Candlemas: Sacrifice and Gift

From the Luttrell Psalter; 14th cent., Britih Library
When the time came for their purification according to the law of Moses, the parents of Jesus brought him up to Jerusalem to present him to the Lord (as it is written in the law of the Lord, "Every firstborn male shall be designated as holy to the Lord"), and they offered a sacrifice according to what is stated in the law of the Lord, "a pair of turtledoves or two young pigeons."

There’s a lot going on today: One feast, two stories (more on this in a bit), three names - a feast of meanings. In particular, there is a lot of sacrificing going on in today’s Gospel. Now, we think we know what sacrifices are: we say that parents make sacrifices to buy good things for their children, or to send them to certain schools. Lovers make “sacrifices,” we say, of their ambitions for the sake of common dreams. Soldiers offer their lives for the sake of country and cause, and these too are termed “sacrifices” today.

The Candlemas story is also about sacrifices. It puts us in the midst of the Jerusalem Temple, the place where all Jewish sacrifices were to take place, and which we should imagine not as a serene place for meditation but a vibrant and perhaps confronting center of human and animal activity, full of bleating and cooing, fire and smoke, prayers less likely whispered than shouted while trumpets blared out and crowds milled around.

This is where the “two stories” bit comes in. Mary and Joseph are depicted as fulfilling two quite different biblical commands to sacrifice. The Book Leviticus (ch. 12) prescribes that forty days after childbirth (in the case of a male child) a woman is to bring two sacrifices, usually translated as “burnt offering” and “sin offering.” This was the offering of the two pigeons referred to in the Gospel, a pigeon rather than a lamb prescribed when those making the sacrifice were poor.

But Luke’s Gospel also refers to a quite different requirement, found in Exodus (34:19-20) and elsewhere, about the idea of redeeming the first-born. This law stated that every first-born human or animal belonged to God, and that this dedication must be taken literally; in the case of animals, via the sacrifice of the first-born whose meat became an offering to support the priests, and in the case of humans, by being bought back by their families for five shekels (Num 3:45-47).

From these two different requirements, Mary’s sacrifice and the demand for the firstborn, stem also the two more formal names for the feast - the Purification of the Blessed Virgin Mary and the Presentation of Our Lord in the Temple. As to the “purification," the offering of the pigeons is mentioned. Absent any mention of the five shekels, for the “presentation” part we tend to focus on the story of Simeon and Anna, the two aged holy ones who celebrate not just Jesus’ existence but in particular his presence in the Temple. No more specific mention of that redemption is made here in the Gospel however; Luke may be intending to suggest that Jesus is not bought back at all, but simply brought to the place he belongs, and welcomed by these two holy ones who are God’s representatives.

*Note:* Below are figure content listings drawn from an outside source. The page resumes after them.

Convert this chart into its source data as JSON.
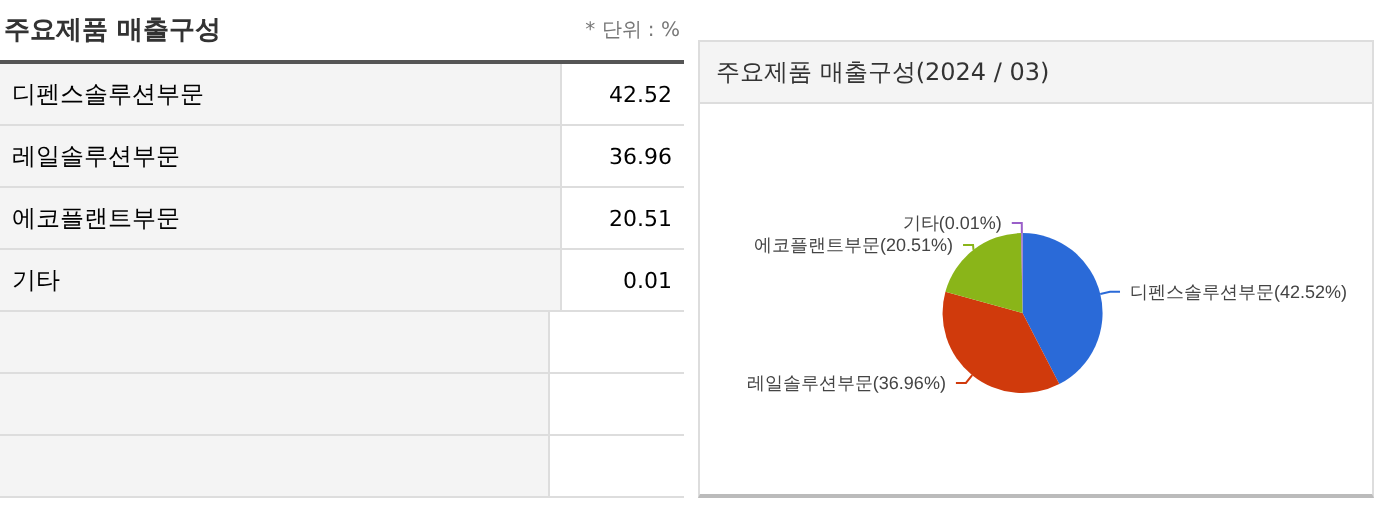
{
  "chart_data": [
    {
      "type": "other",
      "title": "주요제품 매출구성",
      "annotations": [
        "* 단위 : %"
      ],
      "categories": [
        "디펜스솔루션부문",
        "레일솔루션부문",
        "에코플랜트부문",
        "기타"
      ],
      "values": [
        42.52,
        36.96,
        20.51,
        0.01
      ],
      "data_labels": true
    },
    {
      "type": "pie",
      "title": "주요제품 매출구성(2024 / 03)",
      "categories": [
        "디펜스솔루션부문",
        "레일솔루션부문",
        "에코플랜트부문",
        "기타"
      ],
      "values": [
        42.52,
        36.96,
        20.51,
        0.01
      ],
      "colors": [
        "#2a6ad8",
        "#d03a0c",
        "#8ab519",
        "#9a5fc9"
      ],
      "value_labels": [
        "(42.52%)",
        "(36.96%)",
        "(20.51%)",
        "(0.01%)"
      ]
    }
  ]
}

This idea, of Jesus brought home not redeemed, reads well with the next story in Luke chapter 2, where Jesus' parents again bring him to the Temple and, well, lose him. You may recall the punchline Jesus offers his anxious mother after that quest is ended: ‘Why were you searching for me? Did you not know that I must be in my Father’s house?’ So Jesus has come to his own place, just as Christians have long read the text of Malachi that we heard read (3:1-4), “the Lord whom you seek will suddenly come to his temple."

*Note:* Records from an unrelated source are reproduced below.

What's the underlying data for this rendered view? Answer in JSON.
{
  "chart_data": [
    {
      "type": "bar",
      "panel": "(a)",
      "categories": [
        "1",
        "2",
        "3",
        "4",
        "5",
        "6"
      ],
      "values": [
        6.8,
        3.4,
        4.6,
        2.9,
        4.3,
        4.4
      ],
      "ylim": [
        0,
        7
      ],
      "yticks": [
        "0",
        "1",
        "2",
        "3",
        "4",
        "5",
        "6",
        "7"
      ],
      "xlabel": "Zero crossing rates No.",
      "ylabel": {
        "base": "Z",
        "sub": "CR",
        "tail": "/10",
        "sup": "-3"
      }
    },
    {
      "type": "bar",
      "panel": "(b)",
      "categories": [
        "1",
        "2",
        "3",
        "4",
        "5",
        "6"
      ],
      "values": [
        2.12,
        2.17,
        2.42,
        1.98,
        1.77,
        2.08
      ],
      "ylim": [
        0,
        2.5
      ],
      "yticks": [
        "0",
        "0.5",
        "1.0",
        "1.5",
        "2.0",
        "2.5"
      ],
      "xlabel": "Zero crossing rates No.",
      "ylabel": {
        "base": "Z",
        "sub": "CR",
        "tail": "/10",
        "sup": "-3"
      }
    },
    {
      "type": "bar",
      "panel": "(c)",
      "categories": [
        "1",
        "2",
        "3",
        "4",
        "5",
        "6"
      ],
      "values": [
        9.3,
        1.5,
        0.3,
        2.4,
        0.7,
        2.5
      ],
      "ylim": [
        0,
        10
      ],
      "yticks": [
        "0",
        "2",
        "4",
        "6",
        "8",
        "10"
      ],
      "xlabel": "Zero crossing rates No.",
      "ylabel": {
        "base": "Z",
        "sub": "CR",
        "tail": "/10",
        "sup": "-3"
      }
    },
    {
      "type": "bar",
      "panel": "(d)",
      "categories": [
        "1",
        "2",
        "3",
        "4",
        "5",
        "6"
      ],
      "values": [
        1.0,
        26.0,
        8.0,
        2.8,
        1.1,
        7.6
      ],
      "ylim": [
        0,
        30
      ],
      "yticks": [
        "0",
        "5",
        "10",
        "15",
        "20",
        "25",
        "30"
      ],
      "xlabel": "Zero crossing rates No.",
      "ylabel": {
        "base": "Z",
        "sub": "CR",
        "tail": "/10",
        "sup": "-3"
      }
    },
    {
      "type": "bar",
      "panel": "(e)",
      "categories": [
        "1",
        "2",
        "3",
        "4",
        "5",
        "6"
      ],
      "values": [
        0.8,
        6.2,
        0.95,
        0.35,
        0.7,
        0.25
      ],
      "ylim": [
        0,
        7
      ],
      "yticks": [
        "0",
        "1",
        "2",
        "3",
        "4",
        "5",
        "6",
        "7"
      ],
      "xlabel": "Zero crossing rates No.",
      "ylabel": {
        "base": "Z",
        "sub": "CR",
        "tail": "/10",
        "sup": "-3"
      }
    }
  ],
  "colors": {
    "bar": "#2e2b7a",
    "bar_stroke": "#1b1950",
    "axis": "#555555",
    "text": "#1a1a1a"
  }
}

Nevertheless the prominence of the Temple and of sacrifices in this narrative sits somewhere on a line between embarrassment and obscurity, perhaps. Why does a woman’s harrowing but joyful experience of childbirth require sacrificial offerings anyway? And why would a first-born human or animal require redemption, or worse actual sacrifice as in the practice of some other ancient Near Eastern peoples?

Our modern uses of the term “sacrifice” such as I mentioned earlier have something in common with these ancient rituals, but have also lost some of their resonances. For us, a sacrifice means a loss, something costly and altruistic but ultimately destructive. But ancient sacrifices, while precious, were not necessarily losses. Sacrifices were made as acts of thanksgiving, or to atone for sin; they accompanied key moments of life transition such as we hear today, but were also the festive accompaniments to holidays and celebrations. Sacrifices were often the basis for feasts, with the meat of animal offerings shared, as most famously perhaps at Passover. Sacrifices therefore belong to the realm of gift more than of suffering; just as we use gifts to commemorate special events and transitions, so did ancient Israelites and others in this culture. To sacrifice is to make or restore the bonds between human and divine.

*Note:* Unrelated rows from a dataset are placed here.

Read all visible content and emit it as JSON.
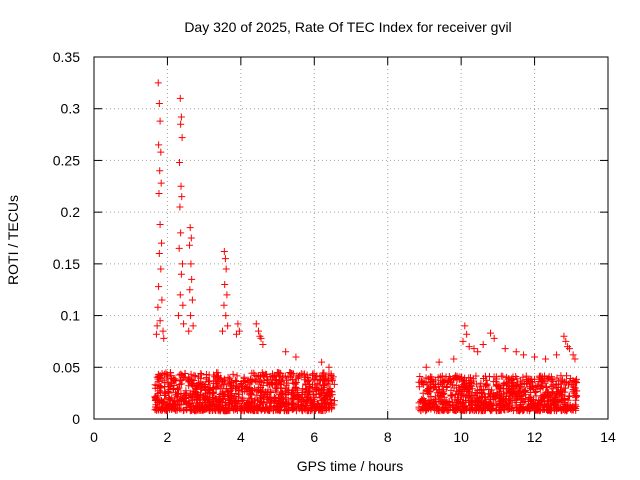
{
  "chart_data": {
    "type": "scatter",
    "title": "Day 320 of 2025, Rate Of TEC Index for receiver gvil",
    "xlabel": "GPS time / hours",
    "ylabel": "ROTI / TECUs",
    "xlim": [
      0,
      14
    ],
    "ylim": [
      0,
      0.35
    ],
    "x_ticks": [
      0,
      2,
      4,
      6,
      8,
      10,
      12,
      14
    ],
    "y_ticks": [
      0,
      0.05,
      0.1,
      0.15,
      0.2,
      0.25,
      0.3,
      0.35
    ],
    "x_tick_labels": [
      "0",
      "2",
      "4",
      "6",
      "8",
      "10",
      "12",
      "14"
    ],
    "y_tick_labels": [
      "0",
      "0.05",
      "0.1",
      "0.15",
      "0.2",
      "0.25",
      "0.3",
      "0.35"
    ],
    "grid": true,
    "marker": "+",
    "color": "#ff0000",
    "series": [
      {
        "name": "ROTI",
        "points": [
          [
            1.75,
            0.325
          ],
          [
            1.78,
            0.305
          ],
          [
            1.8,
            0.288
          ],
          [
            1.76,
            0.265
          ],
          [
            1.82,
            0.258
          ],
          [
            1.79,
            0.24
          ],
          [
            1.83,
            0.228
          ],
          [
            1.77,
            0.218
          ],
          [
            1.8,
            0.188
          ],
          [
            1.84,
            0.17
          ],
          [
            1.78,
            0.16
          ],
          [
            1.82,
            0.145
          ],
          [
            1.76,
            0.128
          ],
          [
            1.85,
            0.115
          ],
          [
            1.74,
            0.108
          ],
          [
            1.8,
            0.095
          ],
          [
            1.72,
            0.09
          ],
          [
            1.88,
            0.085
          ],
          [
            1.9,
            0.078
          ],
          [
            1.7,
            0.082
          ],
          [
            2.35,
            0.31
          ],
          [
            2.38,
            0.292
          ],
          [
            2.36,
            0.285
          ],
          [
            2.4,
            0.272
          ],
          [
            2.33,
            0.248
          ],
          [
            2.37,
            0.225
          ],
          [
            2.39,
            0.215
          ],
          [
            2.34,
            0.205
          ],
          [
            2.36,
            0.18
          ],
          [
            2.32,
            0.165
          ],
          [
            2.41,
            0.15
          ],
          [
            2.38,
            0.14
          ],
          [
            2.35,
            0.12
          ],
          [
            2.42,
            0.11
          ],
          [
            2.3,
            0.1
          ],
          [
            2.44,
            0.092
          ],
          [
            2.62,
            0.185
          ],
          [
            2.65,
            0.175
          ],
          [
            2.6,
            0.168
          ],
          [
            2.64,
            0.15
          ],
          [
            2.66,
            0.135
          ],
          [
            2.61,
            0.125
          ],
          [
            2.68,
            0.115
          ],
          [
            2.63,
            0.1
          ],
          [
            2.7,
            0.09
          ],
          [
            2.58,
            0.085
          ],
          [
            3.55,
            0.162
          ],
          [
            3.58,
            0.155
          ],
          [
            3.6,
            0.145
          ],
          [
            3.56,
            0.13
          ],
          [
            3.62,
            0.12
          ],
          [
            3.54,
            0.11
          ],
          [
            3.59,
            0.1
          ],
          [
            3.64,
            0.09
          ],
          [
            3.5,
            0.085
          ],
          [
            3.92,
            0.092
          ],
          [
            3.96,
            0.085
          ],
          [
            3.88,
            0.082
          ],
          [
            4.42,
            0.092
          ],
          [
            4.48,
            0.085
          ],
          [
            4.55,
            0.078
          ],
          [
            4.6,
            0.072
          ],
          [
            4.52,
            0.08
          ],
          [
            5.22,
            0.065
          ],
          [
            5.5,
            0.06
          ],
          [
            6.2,
            0.055
          ],
          [
            6.4,
            0.05
          ],
          [
            9.05,
            0.05
          ],
          [
            9.4,
            0.055
          ],
          [
            9.8,
            0.058
          ],
          [
            10.1,
            0.09
          ],
          [
            10.15,
            0.082
          ],
          [
            10.05,
            0.075
          ],
          [
            10.22,
            0.07
          ],
          [
            10.35,
            0.068
          ],
          [
            10.45,
            0.065
          ],
          [
            10.6,
            0.072
          ],
          [
            10.8,
            0.083
          ],
          [
            10.9,
            0.078
          ],
          [
            11.2,
            0.068
          ],
          [
            11.5,
            0.065
          ],
          [
            11.7,
            0.062
          ],
          [
            12.0,
            0.06
          ],
          [
            12.3,
            0.058
          ],
          [
            12.6,
            0.062
          ],
          [
            12.8,
            0.08
          ],
          [
            12.85,
            0.075
          ],
          [
            12.9,
            0.07
          ],
          [
            12.95,
            0.068
          ],
          [
            13.05,
            0.062
          ],
          [
            13.1,
            0.058
          ]
        ],
        "dense_bands": [
          {
            "x_start": 1.65,
            "x_end": 6.55,
            "y_min": 0.008,
            "y_max": 0.045,
            "count": 1100
          },
          {
            "x_start": 8.85,
            "x_end": 13.15,
            "y_min": 0.008,
            "y_max": 0.042,
            "count": 900
          }
        ]
      }
    ]
  }
}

Above all sacrifices were not losses to the self, except insofar as any gift has a cost to the donor. To bring an animal from one’s herd, or to buy one as often seems to have happened, was to recognize and maintain relationship with God and the community through gifts, but not to experience a loss to the self - animals of course suffered, because in an agrarian society they are fundamental sources of wealth and of food, and to share them and their flesh entailed their death. Mary’s sacrifices after childbirth were however not experiences of loss for her, but recognitions of the liminal state and risk through which both mother and child pass before being welcomed, and welcomed back, into community.

When we speak of Jesus himself as sacrifice, our minds tend to go to the cross and to his death. Yet the Candlemas story suggests something else. Candlemas fittingly concludes the Christmas cycle by bringing the child of Bethlehem to the other city of David, and into the Temple where Immanuel, God with us, would be uniquely at home. Appearing in the Temple as a boy, Jesus is recognized by holy Simeon and Anna as God’s gift to Israel now, not just as the dead adult but the living child. Coming to the Temple, he is not to be redeemed but seeks to redeem us all, and make us the children of God.
Offerings are still central to our life, and now as then gift rather than violence reveals their meaning.

Today the Eucharist will be our material as well as spiritual sacrifice; not a loss of self but an act of thanksgiving, in which we bring bread and wine, symbols of our life, and offer them as gifts to the one who provided them and whose abundance can never be reciprocated. We receive them back as a participation in the same living Christ who was welcomed by Simeon and Anna - and we can say, with them “our own eyes have seen the salvation which God has prepared before the face of all peoples.”